Malicia
La
adolescencia y primera juventud son años retorcidos. El aprendizaje necesario
para forjar un adulto es una ruta que se hace a saltos, donde lo oscuro y lo
luminoso son intercambiables. A fines de los sesenta solía ir al cine Ateneo,
que quedaba cerca de mi casa. Fue ahí donde vi Candy, con Ewa Aulin, una película basada en la novela de Terry
Southern. Luego de la primera noche febril encargue a un pintor amigo la
realización de un icono al pastel de aquella virgen sicodélica. Mi amor fue
intenso pero no duradero. Cuando unos años después apareció Laura Antonelli
comprendí por primera vez que la castidad y la concupiscencia constituyen un par dialéctico. El personaje de Candy era impermeable al pecado porque con piedad
veía en el libidinoso a un ser dolorosamente atrapado en el vértigo del deseo.
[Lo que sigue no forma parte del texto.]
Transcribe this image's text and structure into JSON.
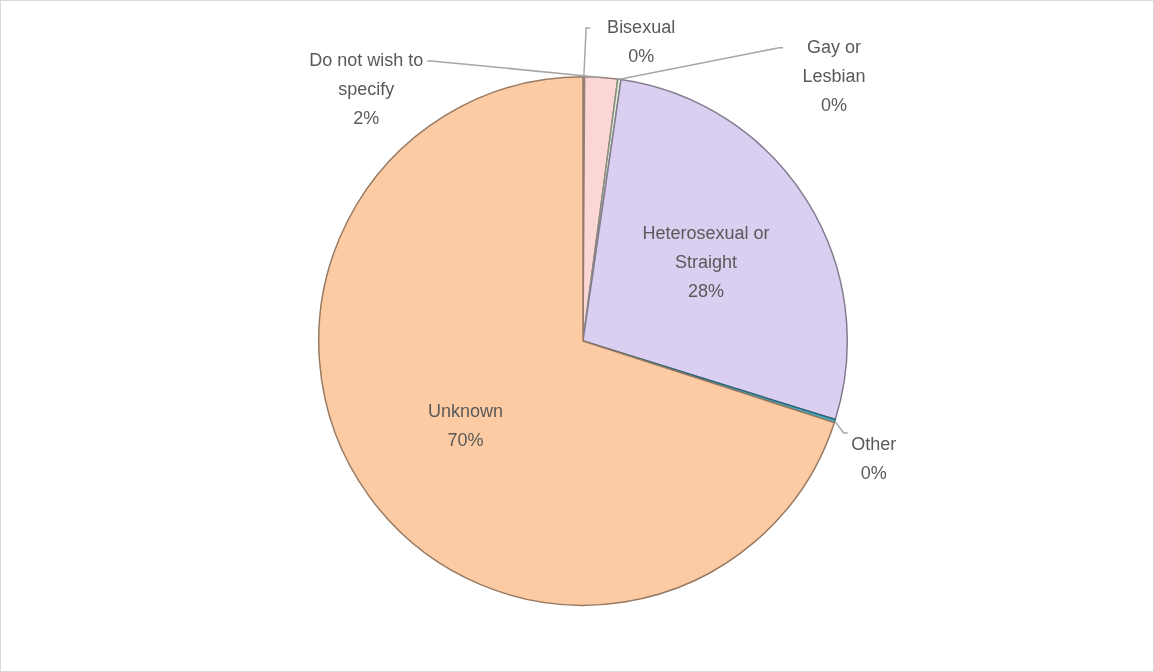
{
  "chart_data": {
    "type": "pie",
    "categories": [
      "Bisexual",
      "Do not wish to specify",
      "Gay or Lesbian",
      "Heterosexual or Straight",
      "Other",
      "Unknown"
    ],
    "values": [
      0.1,
      2.0,
      0.2,
      27.5,
      0.2,
      70.0
    ],
    "value_labels": [
      "0%",
      "2%",
      "0%",
      "28%",
      "0%",
      "70%"
    ],
    "colors": [
      "#dce6f2",
      "#fcd5d5",
      "#e3efd6",
      "#dacff0",
      "#4bacc6",
      "#fdcba3"
    ],
    "legend": false
  }
}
En cambio la Laura Antonelli de Malicia,
la película de Salvatore Samperi, se atrevía cediendo -con sus redondos senos
maternales-, a la perversa estrategia de un niño (fisgoneo, flores, manoseo,
caprichosas imposiciones, besos), adivinando que al final la poseída también poseería
al poseedor, que ambos se igualarían en un salvaje abandono sensual. Porque el
juego de poder que se esconde detrás de la dinámica del amor revela la inefable
posibilidad de postura e impostura, e invalida el mito de la superioridad moral
de este sentimiento. Ya se sabe: en el amor y en la guerra todo vale (pero
cualquier cosa no es suficiente).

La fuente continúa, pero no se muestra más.